The Valentine Bride by Liz Fielding

The Valentine Bride by Liz Fielding

Author:Liz Fielding [Fielding, Liz]
Language: eng
Format: epub
Tags: Contemporary, Fiction, Romance, Women's Fiction
ISBN: 9781742902944
Google: BbDaBeGqJREC
Amazon: B001CDA3DS
Publisher: Harlequin Romance
Published: 2007-02-02T00:00:00+00:00


‘It’s a shame we didn’t make it to the fishing lodge,’ Louise said as they returned to the chauffeur-driven car Sebastian had thoughtfully laid on for them.

The day had just ebbed away. Lunch with Emma and Sebastian had been unexpected. Wonderful, but even an informal, private lunch with the king and his new queen was not exactly an eat-and-run deal. Then the meeting with a leading hotelier had been long on formality, short on substance, and who could know that the Director of Tourism thought he had to ‘sell’ them Meridia? Organise a tour of the city, with stops at all the historic sites. It would have been unpardonably rude to tell him they were already ‘sold’, but it had left them too short of time to get out to the island in daylight.

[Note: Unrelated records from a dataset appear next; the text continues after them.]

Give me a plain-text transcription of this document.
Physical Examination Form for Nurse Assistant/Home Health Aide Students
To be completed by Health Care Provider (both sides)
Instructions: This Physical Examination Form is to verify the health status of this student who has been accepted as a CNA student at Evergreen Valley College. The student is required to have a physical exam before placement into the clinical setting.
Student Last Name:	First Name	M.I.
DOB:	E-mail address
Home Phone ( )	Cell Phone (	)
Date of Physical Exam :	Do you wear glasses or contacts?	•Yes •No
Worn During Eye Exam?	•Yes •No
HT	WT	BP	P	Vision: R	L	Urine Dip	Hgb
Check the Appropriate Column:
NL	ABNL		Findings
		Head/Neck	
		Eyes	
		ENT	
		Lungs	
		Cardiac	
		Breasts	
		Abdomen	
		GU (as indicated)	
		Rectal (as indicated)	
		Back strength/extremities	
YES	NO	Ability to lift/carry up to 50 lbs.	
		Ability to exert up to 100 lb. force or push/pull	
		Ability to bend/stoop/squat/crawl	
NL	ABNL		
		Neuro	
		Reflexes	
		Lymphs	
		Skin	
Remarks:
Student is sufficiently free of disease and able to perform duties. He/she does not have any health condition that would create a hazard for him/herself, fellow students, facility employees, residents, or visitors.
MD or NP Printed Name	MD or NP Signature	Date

Now they barely had time to make their check-in at the airport and, although Max had said nothing, it was as clear as day what he was thinking. That the wasted time was entirely down to her.

‘I should have listened to you, Max, instead of trying to cram everything in. We’re going to have to make another trip to look at it.’

‘That won’t be necessary.’

She stopped, stared after him. He’d didn’t even want to look? Was rejecting it sight unseen. Had he just been stringing her along, making some crappy pay back point about leaping before they’d looked…?

‘You’ve decided against it?’ she demanded, already regretting jumping in to take the blame.

Realising that she wasn’t keeping pace with him, he turned to face her.

‘No, Louise. On the contrary. I want to see it very much, but I thought it likely that we’d need more time so I’ve arranged for us to stay over until tomorrow.’

‘Oh.’ She should have felt happy that he was, after all, enthusiastic about the project, but instead she felt oddly flattened. Excluded. Was that how he’d felt when she’d gone ahead and made arrangements without talking to him first? ‘You didn’t think to mention it?’ she asked as she joined him and they moved on.

‘I did, but at the time you were otherwise occupied.’ It was true—Emma had claimed her attention over lunch, wanting to talk about the coming ball. Ask her advice…‘Is it a problem?’ Max asked, standing back so that she could step into the rear of the car, then joining her. ‘We could always stop somewhere to buy a toothbrush.’

‘Not necessary.’

She glanced at him, then quickly looked away.

They’d been sitting shoulder-to-shoulder close for most of the day, but clearly regretting letting slip his problems with his mother—showing a chink in his armour—he’d kept his distance mentally, put up some kind of invisible wall between them. Maybe it had simply been a business thing, a protection against the simmering undercurrent that was always there, just beneath the surface.

Now they were on their own for the first time since they’d landed, she was doubly conscious of his nearness, not as a business colleague, but as a man.

‘I never travel without one,’ she said, aware that he had looked at her, querying her response.